An article in the Triangle Business Journal (see website below) illustrates a prime example of the importance of seeking federal trademark protection for your trade name (i.e., the name under which you operate your business), and of doing a proper search prior to adopting a trade name, logo, slogan, or another moniker. According to the article, a restaurant chain is being forced to change its name because that name is protected under federal trademark law as a result of registration with the United States Patent and Trademark Office.

This may have been prevented if a trademark search was done prior to choosing a name. By searching through the USPTO database, you can determine if a particular trade name has been given federal protection through registration. It is always a good idea to do this before choosing your business’s name.

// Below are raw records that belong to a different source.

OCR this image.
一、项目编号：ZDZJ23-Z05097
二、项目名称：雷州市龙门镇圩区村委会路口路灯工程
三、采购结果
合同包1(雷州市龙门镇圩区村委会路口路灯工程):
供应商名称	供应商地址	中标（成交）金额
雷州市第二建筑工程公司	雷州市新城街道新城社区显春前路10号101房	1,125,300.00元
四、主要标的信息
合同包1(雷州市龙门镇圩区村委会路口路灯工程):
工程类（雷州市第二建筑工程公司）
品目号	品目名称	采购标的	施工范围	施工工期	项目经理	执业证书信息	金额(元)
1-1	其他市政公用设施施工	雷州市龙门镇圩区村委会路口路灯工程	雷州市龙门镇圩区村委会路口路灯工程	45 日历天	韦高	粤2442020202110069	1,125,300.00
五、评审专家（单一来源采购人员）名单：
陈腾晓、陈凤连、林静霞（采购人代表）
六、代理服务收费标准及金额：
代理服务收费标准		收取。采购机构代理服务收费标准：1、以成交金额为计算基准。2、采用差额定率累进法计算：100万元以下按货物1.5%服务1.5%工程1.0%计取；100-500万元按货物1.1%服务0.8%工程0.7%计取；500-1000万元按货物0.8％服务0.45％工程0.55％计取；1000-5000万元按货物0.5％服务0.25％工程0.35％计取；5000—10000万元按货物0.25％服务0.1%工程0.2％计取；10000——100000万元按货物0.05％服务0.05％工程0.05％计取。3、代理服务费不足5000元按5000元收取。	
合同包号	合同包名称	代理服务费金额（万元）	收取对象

And while doing this search is not a guarantee that your name is available for use (there may still be state or common law trademark protection even without federal registration), failure to do so, as shown in this article, can have rather inconvenient consequences, including name change and potential for lawsuit.

Performing a full trademark search is much more complicated than simply typing in a few letters into a search bar and hitting enter. It involves a complex and detailed search and analysis through a wide array of sources. And if you are looking for broader regional coverage or even national coverage, a full trademark search is vital for brand protection. But, even if you are limiting the reach of your business to your home state, a USPTO search (and a search of your state’s trademarks) is the minimum you should do prior to trade name selection. This is separate and apart from any search you do with your state’s Secretary of State regarding availability of corporate or LLC name; just because a name may be available for use as a corporate or LLC name, doesn’t mean you won’t find a cease and desist letter in your mailbox one day.